[13]

105 91 44
                                    

Happy reading

"Obsesi dapat mengambil alih segala fikiran sehatmu."

Usi mendengar dengan jelas apa yang diucapkan Oca saat dikelas. Oleh karena itu, disinilah Usi berada, di bawah pohon besar yang ada di pojok sekolah. Bersama Dino tentunya, Usi tidak akan pernah berani berdiri di bawah pohon besar ini sendirian.

"Kamu yakin Yang, kita mau nguping pembicaraan mereka?" tanya Dino ragu dengan suara berbisik.

"Ih kamu mah, nanya itu mulu. Udah sana balik kekelas aja ah!" balas Usi kesal, Dino banyak sekali bertanya. Usi jadi tidak bisa fokus mendengarkan apa yang mereka bicarakan.

"Yaudah deh aku kekelas, ya. Aku yakin kok di sini nggak ada apa-apanya. Palingan cuman ada--"

"Ih, Dino!" Usi memukul lengan Dino kuat.

Akhirnya mereka benar-benar mendengarkan apa yang sedang Sahna dan Oca bicarakan. Dengan jarak yang sedekat itu tentu Dino dan Usi dapat mendengar dengan jelas semua pembicaraan mereka.

"Ca.. ini apa?" tanya Sahna dengan raut kecewanya.

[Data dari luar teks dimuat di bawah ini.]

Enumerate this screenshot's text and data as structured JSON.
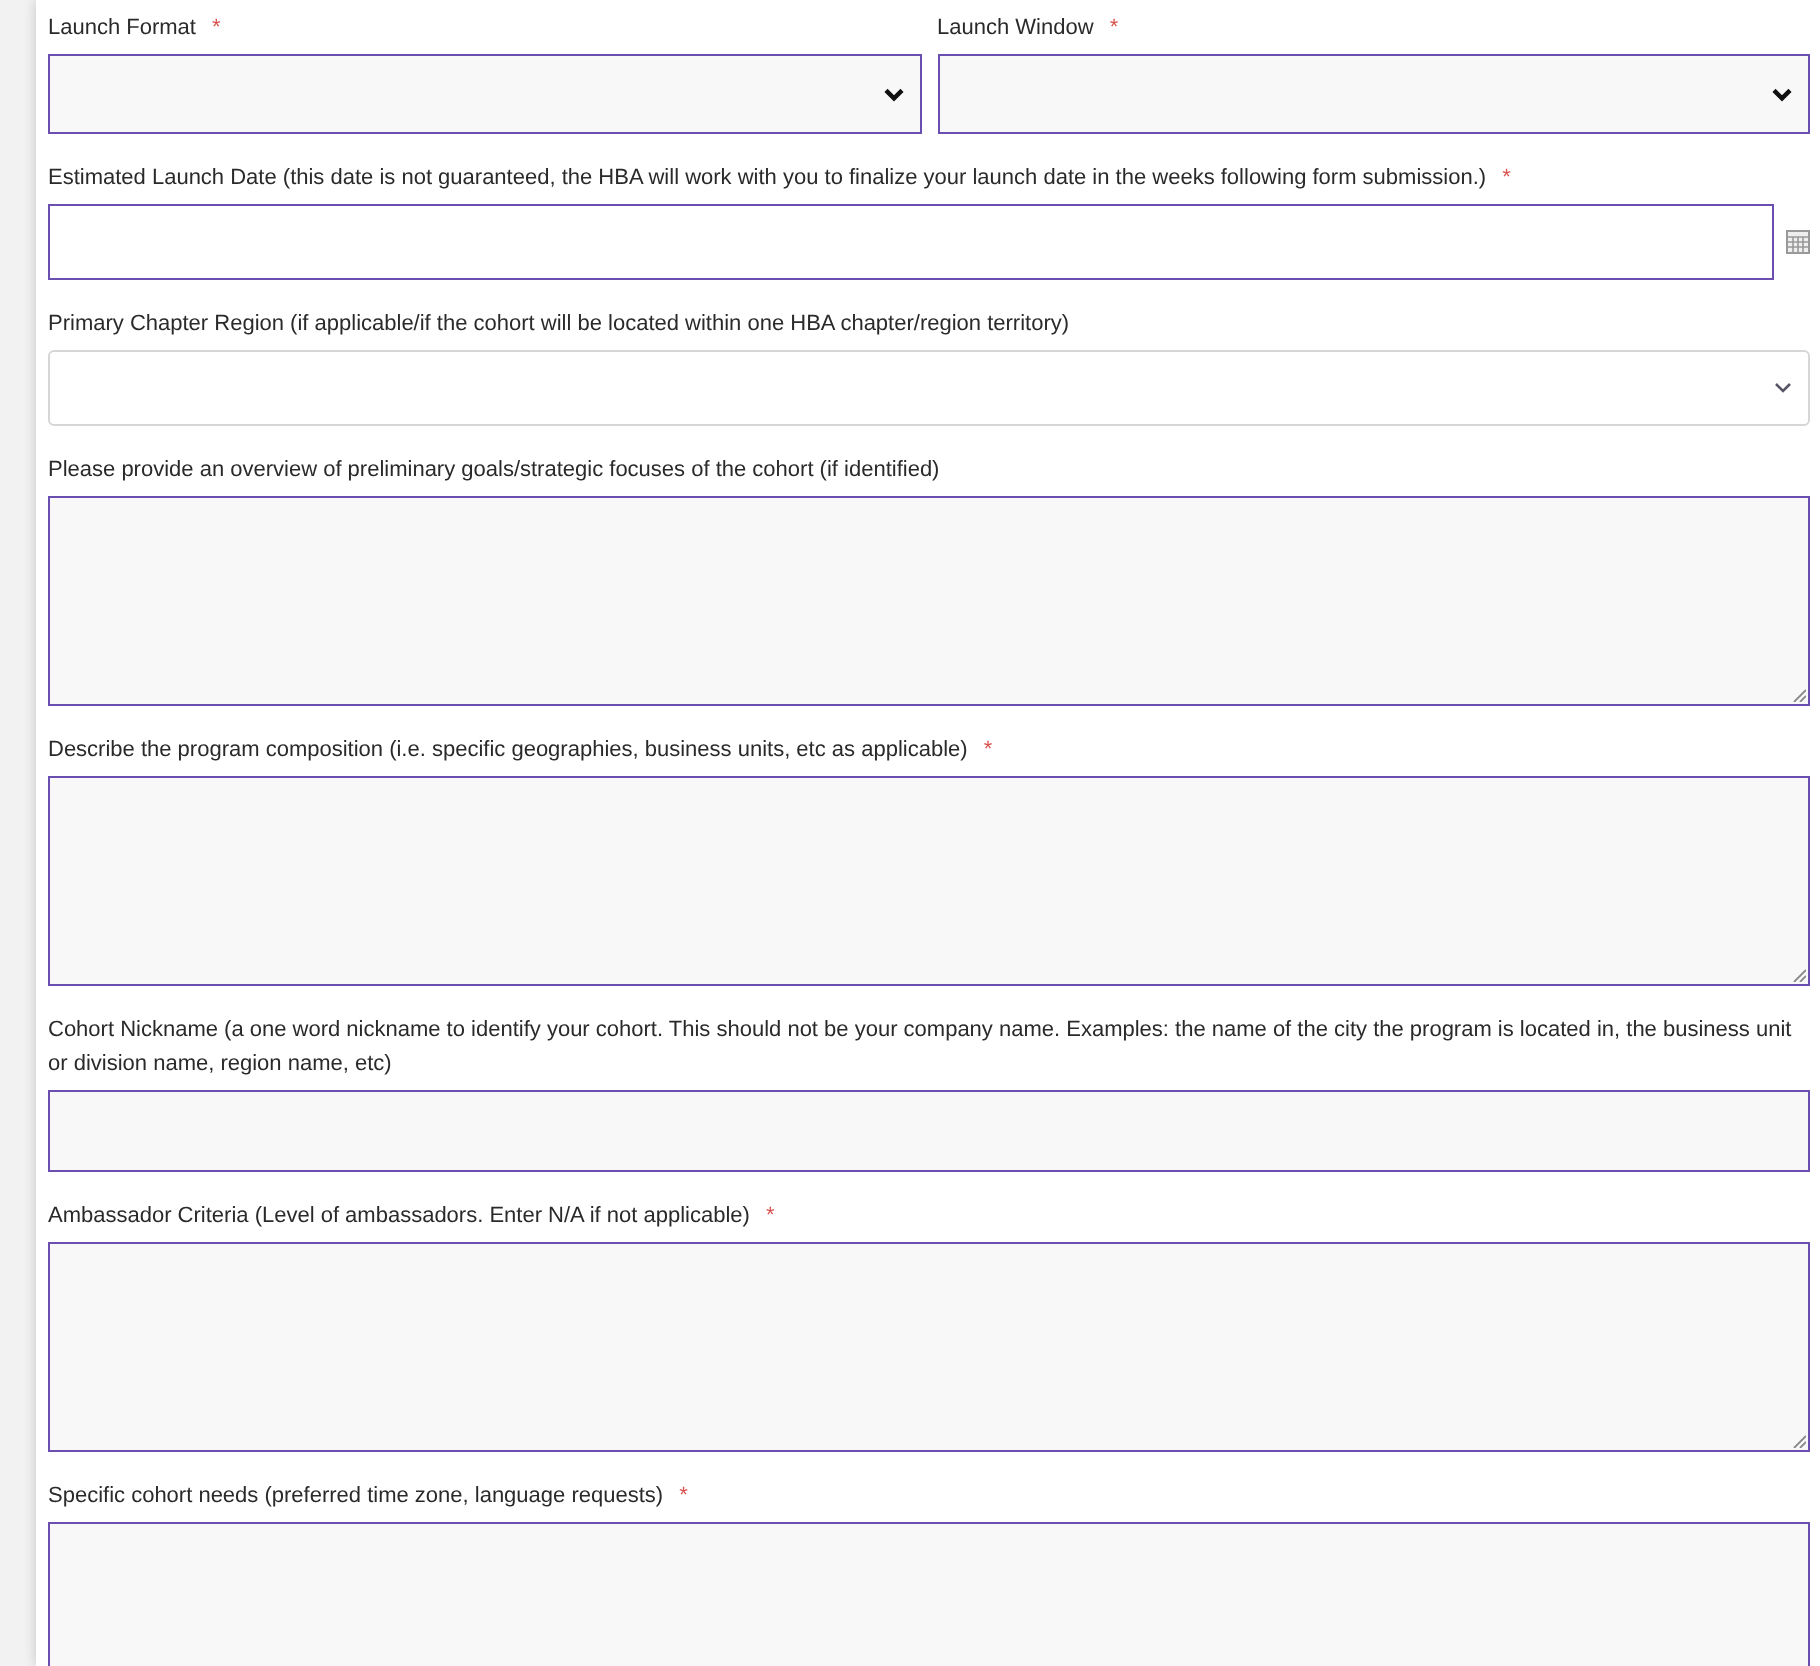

"Gue harap lo percaya sama gue. Gue nggak mungkin ngerebut Izar dari lo. Beberapa minggu ini gue deketin Izar buat cari tau lebih jauh. Dan seperti yang ada difoto, dia deket sama cewe lain dan udah sampai ditahap itu mereka deket selama ini," jelas Oca dengan wajah prihatin menatap ke Sahna.

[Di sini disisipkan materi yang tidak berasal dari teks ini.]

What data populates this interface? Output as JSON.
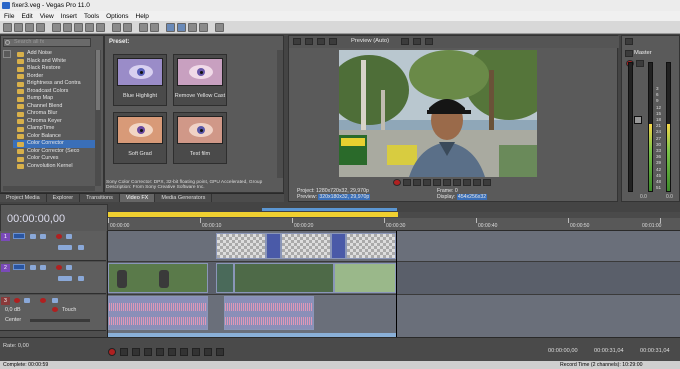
{
  "window": {
    "title": "fixer3.veg - Vegas Pro 11.0"
  },
  "menu": [
    "File",
    "Edit",
    "View",
    "Insert",
    "Tools",
    "Options",
    "Help"
  ],
  "explorer": {
    "search_placeholder": "Search all fx",
    "items": [
      {
        "label": "Add Noise"
      },
      {
        "label": "Black and White"
      },
      {
        "label": "Black Restore"
      },
      {
        "label": "Border"
      },
      {
        "label": "Brightness and Contra"
      },
      {
        "label": "Broadcast Colors"
      },
      {
        "label": "Bump Map"
      },
      {
        "label": "Channel Blend"
      },
      {
        "label": "Chroma Blur"
      },
      {
        "label": "Chroma Keyer"
      },
      {
        "label": "ClampTime"
      },
      {
        "label": "Color Balance"
      },
      {
        "label": "Color Corrector",
        "selected": true
      },
      {
        "label": "Color Corrector (Seco"
      },
      {
        "label": "Color Curves"
      },
      {
        "label": "Convolution Kernel"
      }
    ]
  },
  "presets": {
    "header": "Preset:",
    "items": [
      {
        "label": "Blue Highlight",
        "iris_color": "#5a60b8"
      },
      {
        "label": "Remove Yellow Cast",
        "iris_color": "#6a58a8"
      },
      {
        "label": "Soft Grad",
        "iris_color": "#6a4aa0"
      },
      {
        "label": "Test film",
        "iris_color": "#5a58a8"
      }
    ],
    "description_line1": "Sony Color Corrector: DPX, 32-bit floating point, GPU Accelerated, Group",
    "description_line2": "Description: From Sony Creative Software Inc."
  },
  "tabs": [
    {
      "label": "Project Media",
      "active": false
    },
    {
      "label": "Explorer",
      "active": false
    },
    {
      "label": "Transitions",
      "active": false
    },
    {
      "label": "Video FX",
      "active": true
    },
    {
      "label": "Media Generators",
      "active": false
    }
  ],
  "preview": {
    "mode": "Preview (Auto)",
    "project_label": "Project:",
    "project_value": "1280x720x32, 29,970p",
    "preview_label": "Preview:",
    "preview_value": "320x180x32, 29,970p",
    "frame_label": "Frame:",
    "frame_value": "0",
    "display_label": "Display:",
    "display_value": "454x256x32"
  },
  "master": {
    "title": "Master",
    "scale": [
      "3",
      "6",
      "9",
      "12",
      "15",
      "18",
      "21",
      "24",
      "27",
      "30",
      "33",
      "36",
      "39",
      "42",
      "45",
      "48",
      "51",
      "54",
      "57"
    ],
    "bottom_left": "0.0",
    "bottom_right": "0.0"
  },
  "timeline": {
    "timecode": "00:00:00,00",
    "ruler": [
      "00:00:00",
      "00:00:10",
      "00:00:20",
      "00:00:30",
      "00:00:40",
      "00:00:50",
      "00:01:00"
    ],
    "tracks": [
      {
        "num": "1",
        "type": "video"
      },
      {
        "num": "2",
        "type": "video"
      },
      {
        "num": "3",
        "type": "audio",
        "vol": "0,0 dB",
        "mode": "Touch",
        "pan": "Center"
      }
    ]
  },
  "transport": {
    "rate": "Rate: 0,00",
    "tc1": "00:00:00,00",
    "tc2": "00:00:31,04",
    "tc3": "00:00:31,04"
  },
  "status": {
    "left": "Complete: 00:00:59",
    "right": "Record Time (2 channels): 10:29:00"
  }
}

Usi dan Dino semakin dibuat penasaran dengan foto yang ada ditangan Sahna.

Sedangkan Sahna, mau tak mau ia meneteskan air matanya. Foto itu berisi Izar dan perempuan lain yang tidak terlihat wajahnya. Sahna dapat melihat Foto pertama yang menunjukkan mereka sedang bercumbu dengan posisi Izar memojokkan perempuan itu ditembok dan badan mereka saling bertubrukan, dan ada beberapa foto lagi.

Sahna menatap foto itu lamat-lamat. "Gue... capek."

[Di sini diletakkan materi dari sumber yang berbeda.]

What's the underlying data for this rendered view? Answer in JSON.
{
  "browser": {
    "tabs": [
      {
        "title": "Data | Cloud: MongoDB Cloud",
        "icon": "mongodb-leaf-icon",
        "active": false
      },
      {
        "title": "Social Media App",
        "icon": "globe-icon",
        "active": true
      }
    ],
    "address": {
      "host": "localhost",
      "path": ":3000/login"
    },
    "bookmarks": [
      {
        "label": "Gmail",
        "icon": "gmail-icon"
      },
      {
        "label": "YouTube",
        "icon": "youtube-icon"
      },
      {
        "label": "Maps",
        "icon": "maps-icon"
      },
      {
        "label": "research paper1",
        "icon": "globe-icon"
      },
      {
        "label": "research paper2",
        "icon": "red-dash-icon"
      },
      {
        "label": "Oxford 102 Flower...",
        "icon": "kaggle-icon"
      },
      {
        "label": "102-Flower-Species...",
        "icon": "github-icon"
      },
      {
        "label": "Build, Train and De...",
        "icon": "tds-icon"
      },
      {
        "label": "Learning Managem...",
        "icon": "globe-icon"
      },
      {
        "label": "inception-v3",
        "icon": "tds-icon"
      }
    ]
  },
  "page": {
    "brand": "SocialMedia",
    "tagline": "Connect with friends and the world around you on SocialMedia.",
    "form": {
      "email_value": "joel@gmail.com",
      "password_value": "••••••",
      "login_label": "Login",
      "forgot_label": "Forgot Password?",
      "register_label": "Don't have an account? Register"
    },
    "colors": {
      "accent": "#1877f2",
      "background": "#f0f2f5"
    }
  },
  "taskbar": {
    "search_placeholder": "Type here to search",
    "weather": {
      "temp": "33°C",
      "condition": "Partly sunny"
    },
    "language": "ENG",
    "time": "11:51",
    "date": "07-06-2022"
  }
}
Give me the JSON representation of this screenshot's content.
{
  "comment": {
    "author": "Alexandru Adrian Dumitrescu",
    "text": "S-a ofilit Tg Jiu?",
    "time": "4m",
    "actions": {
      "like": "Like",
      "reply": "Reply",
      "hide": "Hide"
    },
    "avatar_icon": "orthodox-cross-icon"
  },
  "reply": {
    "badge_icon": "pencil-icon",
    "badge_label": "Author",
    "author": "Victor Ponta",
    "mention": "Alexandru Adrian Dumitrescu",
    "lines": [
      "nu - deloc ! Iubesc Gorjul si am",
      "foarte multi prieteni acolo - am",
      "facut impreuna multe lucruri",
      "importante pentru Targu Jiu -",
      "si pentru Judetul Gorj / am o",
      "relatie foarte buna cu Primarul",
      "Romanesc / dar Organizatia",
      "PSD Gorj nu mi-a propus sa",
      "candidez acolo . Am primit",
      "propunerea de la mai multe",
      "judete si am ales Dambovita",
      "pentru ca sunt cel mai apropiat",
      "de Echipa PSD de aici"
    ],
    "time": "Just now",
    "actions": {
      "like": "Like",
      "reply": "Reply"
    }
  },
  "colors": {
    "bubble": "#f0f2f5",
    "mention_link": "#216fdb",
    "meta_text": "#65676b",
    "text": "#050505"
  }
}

Oca memeluk Sahna dengan sangat erat. Mengusap bahu sahabatnya itu dengan halus, seolah menyalurkan kekuatan lewat sana. Dino mengrenyitkan dahi, ia dapat melihat dengan jelas bahwa Oca memeluk Sahna dengan erat sembari memejamkan mata seraya mengendus cekuruk leher Sahna.

Setelah itu Sahna melepaskan pelukan mereka, ia mengusap air matanya. Lalu tak lama, sebuah benda kenyal menempel pada pelipisnya. Mata Sahna membola, Oca mencium pelipisnya.

"Sorry, Na," ucap Oca buru-buru.

Sahna mengangguk, lalu meninggalkan tempat itu. Tidak ambil pusing dengan perlakuan Oca barusan, karena masalahnya dengan Izar telah merenggut segala fokusnya.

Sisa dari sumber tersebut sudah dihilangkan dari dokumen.